Forgotten Film Friday: Rumble Fish

By Michael McNulty

Maybe you run a weekly Friday Film Night round your place where you invite your friends and screen a film. Only problem is you haven’t got a clue what to screen tonight. Well, worry not, here’s this week’s Forgotten Film Friday pick and it’s a good’un.

The Motorcycle Boy Reigns sprayed across a brick wall squeezed between shots of passing clouds opens Francis Ford Coppola’s 1983 film, Rumble Fish. Coppola jokingly dubbed it an art film for kids and arguably it just might be.

The second film in the space of a year to be based on an S.E. Hinton novel and adapted for the screen by Francis Ford Coppola, the first of course being, The Outsiders. Rumble Fish saw little of the commercial success and critical acceptance that The Outsiders enjoyed and slowly faded away. However, Rumble Fish is a film to be remembered. This is a cool flick that plays out like a fever dream. It’s all style, rich in texture and gothic expressionism. Smoke, shadows and moody with a baroque edge.

It’s bares the marks of a teen hood film and centres on a Rusty James, a young Matt Dillon, a roughneck teen who rides on the coattails of his brother’s, The Motorcycle Boy (Mickey Rourke), legendary status. Rusty James fights, drinks, fools around on the girl he’s going steady with and wears his rumble scars proudly. With the return of his brother from California Rusty James dreams of going back to the good old days of running the streets. However, The Motorcycle Boy has transcended this desire, and wants nothing more than for his past to stay in the past and this is the tension of the film.

In terms of concrete narrative Rumble Fish offers little, but it’s less about plot and more about feeling and the film is styled in such a way that it all works. Coppola creates a nightmarish neverland that feels timeless and mythic. Rumble Fish looks like it’s set in the 1950s with the boys hanging out in malt shops, pool halls, sporting denim and rockabilly haircuts, but the cars and bikes suggests a more contemporary time period. There are clocks everywhere, but their purpose is not to tell time, only to serve as a reminder of its existence, trapping the characters in a claustrophobic world of disillusionment and disaffection, where reality feels fabricated and nothing feels like it is ever moving forward.
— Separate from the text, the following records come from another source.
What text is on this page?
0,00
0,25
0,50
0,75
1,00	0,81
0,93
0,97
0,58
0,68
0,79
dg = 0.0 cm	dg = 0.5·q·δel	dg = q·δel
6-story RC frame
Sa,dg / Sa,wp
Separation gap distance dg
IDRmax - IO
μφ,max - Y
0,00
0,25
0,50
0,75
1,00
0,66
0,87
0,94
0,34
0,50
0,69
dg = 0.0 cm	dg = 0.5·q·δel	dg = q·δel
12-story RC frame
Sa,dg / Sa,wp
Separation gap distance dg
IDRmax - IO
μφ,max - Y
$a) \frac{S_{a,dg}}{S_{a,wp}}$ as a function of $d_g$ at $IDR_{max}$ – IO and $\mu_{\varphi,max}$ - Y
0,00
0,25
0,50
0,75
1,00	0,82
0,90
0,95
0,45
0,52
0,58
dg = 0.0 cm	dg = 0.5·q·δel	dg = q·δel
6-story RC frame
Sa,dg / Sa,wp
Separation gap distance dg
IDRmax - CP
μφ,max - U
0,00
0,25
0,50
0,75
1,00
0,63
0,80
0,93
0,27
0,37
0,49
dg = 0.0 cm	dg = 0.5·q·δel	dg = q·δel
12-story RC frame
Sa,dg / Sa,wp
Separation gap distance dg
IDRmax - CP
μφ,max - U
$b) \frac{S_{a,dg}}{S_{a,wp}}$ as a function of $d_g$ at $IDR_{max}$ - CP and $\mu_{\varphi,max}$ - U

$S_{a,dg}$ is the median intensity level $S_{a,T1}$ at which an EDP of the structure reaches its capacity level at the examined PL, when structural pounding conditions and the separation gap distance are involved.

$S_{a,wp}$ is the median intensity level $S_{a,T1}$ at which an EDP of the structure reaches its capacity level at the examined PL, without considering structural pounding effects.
The black and white photography employed serves to reflect The Motorcycle Boy’s colour blindness as well as his sombre and pessimistic outlook on the world. Coppola furthers this by blending expressionism with the realities of urban decay, infusing Rumble Fish with low lighting, exaggerated shadows (some of which were painting onto buildings), fog and time lapse photography.

Ultimately Rumble Fish is about youth and ennui, alienation and despair. Sometimes it’s heavy handed and sometimes it’s pretentious, but at that age who isn’t? Like the words that eternalized The Motorcycle Boy, let them too eternalize this film, Rumble Fish reigns.